Rouben Vesmadian

Personal information
- Born: 30 December 1982 (age 42) Sydney, Australia

Sport
- Country: Australia Armenia
- Sport: Basketball
- Club: Petrochimi Bandar Imam BCDJK MunchenEintracht Frankfurt

= Rouben Vesmadian =

Rouben "Redd" Vesmadian (Ռուբեն Վեսմադյան; born 30 December 1982) is an Australian-Armenian professional basketball player. Vesmadian played one season for Fresno State followed by various stints in Australia, Asia, Europe and Africa.

==Career==
Vesmadian was born in Sydney, Australia. He led Narrabeen Sports High School to one of the top teams in NSW between 1999 and 2000 before attending Fresno State in 2001/02 and playing for Jerry Tarkanian in his final season as a head coach.
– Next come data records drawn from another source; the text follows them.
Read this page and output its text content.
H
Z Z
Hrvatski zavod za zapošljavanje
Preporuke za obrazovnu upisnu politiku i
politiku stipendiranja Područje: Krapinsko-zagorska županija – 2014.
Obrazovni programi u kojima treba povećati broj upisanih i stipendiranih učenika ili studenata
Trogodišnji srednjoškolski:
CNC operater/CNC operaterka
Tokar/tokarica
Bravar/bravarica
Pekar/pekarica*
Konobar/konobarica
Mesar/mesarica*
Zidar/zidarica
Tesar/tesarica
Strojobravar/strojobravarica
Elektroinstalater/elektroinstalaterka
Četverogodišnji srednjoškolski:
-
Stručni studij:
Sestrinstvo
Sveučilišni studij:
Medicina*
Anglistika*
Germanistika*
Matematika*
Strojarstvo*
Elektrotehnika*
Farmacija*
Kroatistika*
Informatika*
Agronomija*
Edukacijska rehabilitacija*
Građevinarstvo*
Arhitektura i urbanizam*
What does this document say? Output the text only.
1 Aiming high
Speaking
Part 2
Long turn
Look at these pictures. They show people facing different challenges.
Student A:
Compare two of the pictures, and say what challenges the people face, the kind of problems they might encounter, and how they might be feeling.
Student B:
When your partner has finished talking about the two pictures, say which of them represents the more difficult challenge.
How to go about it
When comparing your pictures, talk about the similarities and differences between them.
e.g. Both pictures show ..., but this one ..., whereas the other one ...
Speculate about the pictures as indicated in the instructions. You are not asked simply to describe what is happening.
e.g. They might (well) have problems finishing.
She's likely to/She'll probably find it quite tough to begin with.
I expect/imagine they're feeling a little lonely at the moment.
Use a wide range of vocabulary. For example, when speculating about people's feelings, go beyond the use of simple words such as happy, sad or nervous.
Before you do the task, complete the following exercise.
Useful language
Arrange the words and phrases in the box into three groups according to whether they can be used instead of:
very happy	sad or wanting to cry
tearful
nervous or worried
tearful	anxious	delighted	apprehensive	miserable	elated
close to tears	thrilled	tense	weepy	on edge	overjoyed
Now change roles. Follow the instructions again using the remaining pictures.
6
Vesmadian signed his first professional contract in the Iranian Super League and played for Petrochimi Bandar Imam BC. The following season Vesmadian was awarded Egyptian citizenship as the son of an Egyptian-born Armenian to compete in the Egyptian Pro League. In 2005, Vesmadian signed with DJK Munchen in the German Regional League before transferring to Eintracht Frankfurt.